Chapter 9, Problem 2SP

(a)

To determine

The volume of water column.

Answer to Problem 2SP

The volume of water column is $1.25{\text{ m}}^3$.

Explanation of Solution

Given info: The density of water is $1000\text{kg}/{\text{m}}^3$. The depth of the pool is $2.5\text{m}$ and its cross-sectional area is $0.5\text{}{\text{m}}^2$.

Write the expression to find the volume of the water column.

$V=A\times t$

Here,

$V$ is the volume of the water column

$A$ is the area of the water column

$t$ is the depth of the water column

Substitute $2.5\text{m}$ for $t$ and $0.5\text{}{\text{m}}^2$ for $A$ in equation to find $V$

$\begin{array}{c}V=\left(2.5\text{m}\right)\left(0.5\text{}{\text{m}}^2\right)\\ =1.25{\text{ m}}^3\end{array}$

Conclusion:

Therefore, the volume of water column is $1.25{\text{ m}}^3$.

(b)

To determine

The mass of the water column.

Answer to Problem 2SP

The mass of the water column is $1.25\times {10}^3\text{ kg}$.

Explanation of Solution

Write the equation to find density of the water column.

$\rho =\frac{M}{V}$

Here,

$\rho$ is the density of water

$M$ is the mass of the water column

$V$ is the volume of the water column

Substitute $1000\text{kg}/{\text{m}}^{\text{3}}$ for $\rho$ and $1.25{\text{ m}}^3$ for $V$ to find the mass of the water column.

$\begin{array}{c}M=\left(1000\text{kg}/{\text{m}}^{\text{3}}\right)\left(1.25{\text{ m}}^3\right)\\ =1.25\times {10}^3\text{kg}\end{array}$

Conclusion:

Therefore, the mass of the water column is $1.25\times {10}^3\text{ kg}$.

(c)

To determine

The weight of the water column in newtons.

Answer to Problem 2SP

The weight of the water column in newtons is $12.25\times {10}^4\text{ N}$.

Explanation of Solution

Write the equation to find the weight of the water column.

$W=Mg$

Here,

$W$ is the weight of the water column

$M$ is the mass of the water column

$g$ is the acceleration due to gravity

Substitute $1.25\times {10}^3\text{ kg}$ for $M$ and $9.8\text{m}/{\text{s}}^2$ for $g$ to find the weight of the water column.
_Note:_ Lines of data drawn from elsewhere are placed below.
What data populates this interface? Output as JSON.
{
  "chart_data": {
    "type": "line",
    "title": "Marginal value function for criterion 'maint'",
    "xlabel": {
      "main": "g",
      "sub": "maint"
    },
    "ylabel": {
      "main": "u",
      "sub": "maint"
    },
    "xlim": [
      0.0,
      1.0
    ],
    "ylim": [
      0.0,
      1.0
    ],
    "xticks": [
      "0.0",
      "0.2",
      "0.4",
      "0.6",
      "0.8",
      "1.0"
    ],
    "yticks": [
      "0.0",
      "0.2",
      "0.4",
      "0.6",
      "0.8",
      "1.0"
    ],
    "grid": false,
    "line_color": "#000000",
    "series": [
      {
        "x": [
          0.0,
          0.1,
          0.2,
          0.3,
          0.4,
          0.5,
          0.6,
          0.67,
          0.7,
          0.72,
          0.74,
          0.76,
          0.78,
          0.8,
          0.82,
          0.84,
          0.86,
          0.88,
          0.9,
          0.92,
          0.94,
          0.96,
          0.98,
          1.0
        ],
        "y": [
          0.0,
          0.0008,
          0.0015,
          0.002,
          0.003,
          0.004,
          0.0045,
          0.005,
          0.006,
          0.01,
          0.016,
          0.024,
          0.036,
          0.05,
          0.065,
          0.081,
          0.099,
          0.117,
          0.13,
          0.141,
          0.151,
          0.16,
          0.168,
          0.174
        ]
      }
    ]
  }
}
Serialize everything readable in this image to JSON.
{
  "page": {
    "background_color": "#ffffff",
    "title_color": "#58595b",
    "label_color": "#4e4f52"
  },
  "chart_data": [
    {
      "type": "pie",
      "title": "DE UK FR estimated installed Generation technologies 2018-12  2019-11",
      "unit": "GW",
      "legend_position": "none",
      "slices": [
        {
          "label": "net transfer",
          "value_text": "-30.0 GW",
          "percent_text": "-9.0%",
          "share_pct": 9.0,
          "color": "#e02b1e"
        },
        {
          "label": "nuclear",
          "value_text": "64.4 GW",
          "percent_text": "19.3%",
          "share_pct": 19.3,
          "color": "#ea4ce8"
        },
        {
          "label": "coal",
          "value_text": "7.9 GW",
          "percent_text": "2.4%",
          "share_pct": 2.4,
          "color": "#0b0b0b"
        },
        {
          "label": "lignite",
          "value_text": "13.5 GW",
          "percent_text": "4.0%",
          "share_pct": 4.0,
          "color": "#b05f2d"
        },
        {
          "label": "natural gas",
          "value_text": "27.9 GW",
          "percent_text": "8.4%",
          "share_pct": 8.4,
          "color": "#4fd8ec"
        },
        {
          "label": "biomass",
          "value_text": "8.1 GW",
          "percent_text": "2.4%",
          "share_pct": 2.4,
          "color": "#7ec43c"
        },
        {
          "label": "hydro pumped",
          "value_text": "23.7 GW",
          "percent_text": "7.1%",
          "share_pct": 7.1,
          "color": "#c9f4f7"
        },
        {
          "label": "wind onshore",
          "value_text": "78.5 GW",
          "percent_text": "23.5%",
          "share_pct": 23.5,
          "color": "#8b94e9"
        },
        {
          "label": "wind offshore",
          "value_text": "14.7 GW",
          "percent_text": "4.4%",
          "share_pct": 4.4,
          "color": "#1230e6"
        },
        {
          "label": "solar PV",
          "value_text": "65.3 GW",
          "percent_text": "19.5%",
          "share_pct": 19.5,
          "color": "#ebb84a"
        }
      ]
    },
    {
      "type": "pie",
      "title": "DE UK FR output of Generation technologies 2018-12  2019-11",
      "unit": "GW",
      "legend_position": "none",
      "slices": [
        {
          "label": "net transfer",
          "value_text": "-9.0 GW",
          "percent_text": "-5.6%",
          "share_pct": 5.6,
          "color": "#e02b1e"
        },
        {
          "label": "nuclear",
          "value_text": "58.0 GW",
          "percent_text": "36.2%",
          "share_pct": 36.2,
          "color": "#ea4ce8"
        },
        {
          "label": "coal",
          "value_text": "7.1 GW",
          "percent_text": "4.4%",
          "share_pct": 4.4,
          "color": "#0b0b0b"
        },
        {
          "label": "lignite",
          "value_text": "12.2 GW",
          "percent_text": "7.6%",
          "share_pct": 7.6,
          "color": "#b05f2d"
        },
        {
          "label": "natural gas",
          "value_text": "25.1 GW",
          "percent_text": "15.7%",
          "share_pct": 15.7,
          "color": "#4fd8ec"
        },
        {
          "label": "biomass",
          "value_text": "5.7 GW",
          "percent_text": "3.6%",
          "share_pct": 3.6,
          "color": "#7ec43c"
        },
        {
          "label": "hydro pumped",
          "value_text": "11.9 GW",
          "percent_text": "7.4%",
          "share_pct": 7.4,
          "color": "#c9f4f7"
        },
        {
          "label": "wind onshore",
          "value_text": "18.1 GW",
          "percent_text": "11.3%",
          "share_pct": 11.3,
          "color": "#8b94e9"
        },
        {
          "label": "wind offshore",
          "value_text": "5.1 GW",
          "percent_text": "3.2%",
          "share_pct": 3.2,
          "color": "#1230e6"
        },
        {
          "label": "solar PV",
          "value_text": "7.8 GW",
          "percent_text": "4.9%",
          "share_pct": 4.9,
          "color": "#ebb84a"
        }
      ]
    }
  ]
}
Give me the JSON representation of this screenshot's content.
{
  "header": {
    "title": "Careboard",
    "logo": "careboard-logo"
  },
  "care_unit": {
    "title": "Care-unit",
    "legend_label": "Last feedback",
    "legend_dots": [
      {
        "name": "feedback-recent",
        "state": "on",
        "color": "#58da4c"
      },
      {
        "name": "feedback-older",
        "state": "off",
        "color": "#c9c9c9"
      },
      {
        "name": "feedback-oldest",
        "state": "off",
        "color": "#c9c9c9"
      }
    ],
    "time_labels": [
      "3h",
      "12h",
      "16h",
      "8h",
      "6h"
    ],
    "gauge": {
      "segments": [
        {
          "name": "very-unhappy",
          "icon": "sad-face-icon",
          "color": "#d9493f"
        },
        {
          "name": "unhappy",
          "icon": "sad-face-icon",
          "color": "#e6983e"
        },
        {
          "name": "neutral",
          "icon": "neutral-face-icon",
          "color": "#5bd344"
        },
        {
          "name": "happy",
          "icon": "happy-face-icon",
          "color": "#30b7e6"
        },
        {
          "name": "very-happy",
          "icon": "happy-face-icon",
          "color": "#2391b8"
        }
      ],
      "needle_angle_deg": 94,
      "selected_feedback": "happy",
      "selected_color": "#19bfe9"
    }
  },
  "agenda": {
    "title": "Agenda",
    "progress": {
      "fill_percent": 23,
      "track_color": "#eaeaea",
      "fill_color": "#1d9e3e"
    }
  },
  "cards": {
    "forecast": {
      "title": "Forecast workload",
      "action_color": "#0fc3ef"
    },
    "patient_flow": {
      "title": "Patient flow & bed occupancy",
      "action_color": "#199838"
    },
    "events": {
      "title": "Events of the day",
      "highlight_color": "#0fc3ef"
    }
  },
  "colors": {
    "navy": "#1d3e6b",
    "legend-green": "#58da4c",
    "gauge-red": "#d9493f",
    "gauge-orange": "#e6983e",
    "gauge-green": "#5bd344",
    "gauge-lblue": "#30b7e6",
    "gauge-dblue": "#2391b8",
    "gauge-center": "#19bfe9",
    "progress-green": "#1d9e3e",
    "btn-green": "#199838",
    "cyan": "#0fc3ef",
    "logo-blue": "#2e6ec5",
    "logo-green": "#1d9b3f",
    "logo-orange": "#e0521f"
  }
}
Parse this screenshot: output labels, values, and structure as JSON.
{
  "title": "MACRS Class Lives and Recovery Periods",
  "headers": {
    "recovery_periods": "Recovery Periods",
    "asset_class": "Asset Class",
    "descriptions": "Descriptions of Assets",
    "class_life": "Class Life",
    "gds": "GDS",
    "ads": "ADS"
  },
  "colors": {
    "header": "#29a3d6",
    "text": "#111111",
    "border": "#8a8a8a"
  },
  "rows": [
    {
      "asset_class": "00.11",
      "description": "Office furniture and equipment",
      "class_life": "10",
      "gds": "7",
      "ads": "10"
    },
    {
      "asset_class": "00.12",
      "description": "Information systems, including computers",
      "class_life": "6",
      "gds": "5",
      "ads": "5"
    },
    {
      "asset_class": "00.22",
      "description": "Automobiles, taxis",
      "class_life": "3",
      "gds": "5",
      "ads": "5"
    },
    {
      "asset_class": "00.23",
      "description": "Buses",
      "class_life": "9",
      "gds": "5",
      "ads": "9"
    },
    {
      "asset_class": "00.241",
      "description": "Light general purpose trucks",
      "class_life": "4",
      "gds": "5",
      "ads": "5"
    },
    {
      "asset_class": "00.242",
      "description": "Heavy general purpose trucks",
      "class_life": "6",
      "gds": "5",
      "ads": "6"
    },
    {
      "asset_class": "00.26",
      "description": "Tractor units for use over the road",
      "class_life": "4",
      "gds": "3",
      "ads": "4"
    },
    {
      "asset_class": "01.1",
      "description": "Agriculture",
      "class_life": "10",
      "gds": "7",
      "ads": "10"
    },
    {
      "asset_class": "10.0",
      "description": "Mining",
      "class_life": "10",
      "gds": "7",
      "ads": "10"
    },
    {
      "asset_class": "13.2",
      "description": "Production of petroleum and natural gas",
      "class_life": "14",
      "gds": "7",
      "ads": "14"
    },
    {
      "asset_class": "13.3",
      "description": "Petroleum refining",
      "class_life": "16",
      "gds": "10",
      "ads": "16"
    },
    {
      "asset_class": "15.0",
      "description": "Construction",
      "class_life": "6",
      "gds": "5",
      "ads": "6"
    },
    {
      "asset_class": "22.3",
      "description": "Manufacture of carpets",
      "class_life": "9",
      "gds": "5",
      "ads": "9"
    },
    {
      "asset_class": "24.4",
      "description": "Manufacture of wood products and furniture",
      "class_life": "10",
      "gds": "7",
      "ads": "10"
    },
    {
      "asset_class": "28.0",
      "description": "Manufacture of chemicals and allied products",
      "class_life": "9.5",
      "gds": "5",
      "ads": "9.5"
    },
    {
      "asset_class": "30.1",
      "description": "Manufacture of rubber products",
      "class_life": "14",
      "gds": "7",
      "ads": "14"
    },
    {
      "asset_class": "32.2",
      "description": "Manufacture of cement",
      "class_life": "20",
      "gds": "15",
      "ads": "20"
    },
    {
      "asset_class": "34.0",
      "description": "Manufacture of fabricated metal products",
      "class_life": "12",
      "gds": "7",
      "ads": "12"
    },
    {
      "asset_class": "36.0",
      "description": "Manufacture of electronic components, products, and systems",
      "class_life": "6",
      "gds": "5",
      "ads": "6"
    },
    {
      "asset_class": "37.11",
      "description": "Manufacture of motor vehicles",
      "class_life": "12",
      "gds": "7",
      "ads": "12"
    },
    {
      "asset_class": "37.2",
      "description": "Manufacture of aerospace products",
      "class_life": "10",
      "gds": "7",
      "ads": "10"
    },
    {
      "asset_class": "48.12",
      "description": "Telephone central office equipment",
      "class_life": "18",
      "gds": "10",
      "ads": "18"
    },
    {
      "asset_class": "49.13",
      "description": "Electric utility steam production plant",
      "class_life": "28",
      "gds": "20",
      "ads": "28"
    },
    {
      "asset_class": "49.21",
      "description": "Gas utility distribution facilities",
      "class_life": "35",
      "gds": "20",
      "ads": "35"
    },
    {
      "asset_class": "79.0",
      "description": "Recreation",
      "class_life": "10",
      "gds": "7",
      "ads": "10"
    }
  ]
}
$\begin{array}{c}W=\left(1.25\times {10}^3\text{ kg}\right)\left(9.8\text{m}/{\text{s}}^2\right)\\ =12.25\times {10}^4\text{ N}\end{array}$

Conclusion:

Therefore, the weight of the water column in newtons is $12.25\times {10}^4\text{ N}$.

(d)

To determine

The excess pressure exerted by the column of water on the bottom of the pool.

Answer to Problem 2SP

The excess pressure exerted by the column of water on the bottom of the pool is $24500\text{ Pa}$.

Explanation of Solution

Write the expression to find the excess pressure.

$P=h\rho g$

Here,

$P$ is the pressure

$h$ is the depth of the water column

$\rho$ is the density of water

$g$ is the acceleration due to gravity

Substitute $2.5\text{m}$ for $h$, $1000\text{kg}/{\text{m}}^{\text{3}}$ for $\rho$ and $9.8\text{m}/{\text{s}}^{\text{2}}$ for $g$ to find the excess pressure.

$\begin{array}{c}P=\left(2.5\text{m}\right)\left(\text{1000 }\text{kg}/{\text{m}}^3\right)\left(9.8\text{m}/{\text{s}}^{\text{2}}\right)\\ =24500\text{ Pa}\end{array}$

Conclusion:

Therefore, the excess pressure exerted by the column of water on the bottom of the pool is $24500\text{ Pa}$.

(e)

To determine

The value of pressure of the water column compared with the atmospheric pressure.

Answer to Problem 2SP

The value of pressure of the water column is about $\frac{1}{4}\text{th}$ of the atmospheric pressure.

Explanation of Solution

Write the expression to find the ratio of pressure of the water column and the atmospheric pressure.

$ratio=\frac{P_w}{P_a}$

Here,

$P_w$ is the pressure of the water column

$P_a$ is the atmospheric pressure

Substitute $24500\text{ Pa}$ for $P_w$ and $101325\text{ Pa}$ for $P_a$ in the above equation to find the ratio.

$\begin{array}{c}\text{ratio}=\frac{24,500\text{Pa}}{101,325\text{Pa}}\\ =\frac{1}{4}\end{array}$

Conclusion:

Therefore, the value of pressure of the water column is about $\frac{1}{4}\text{th}$ of the atmospheric pressure.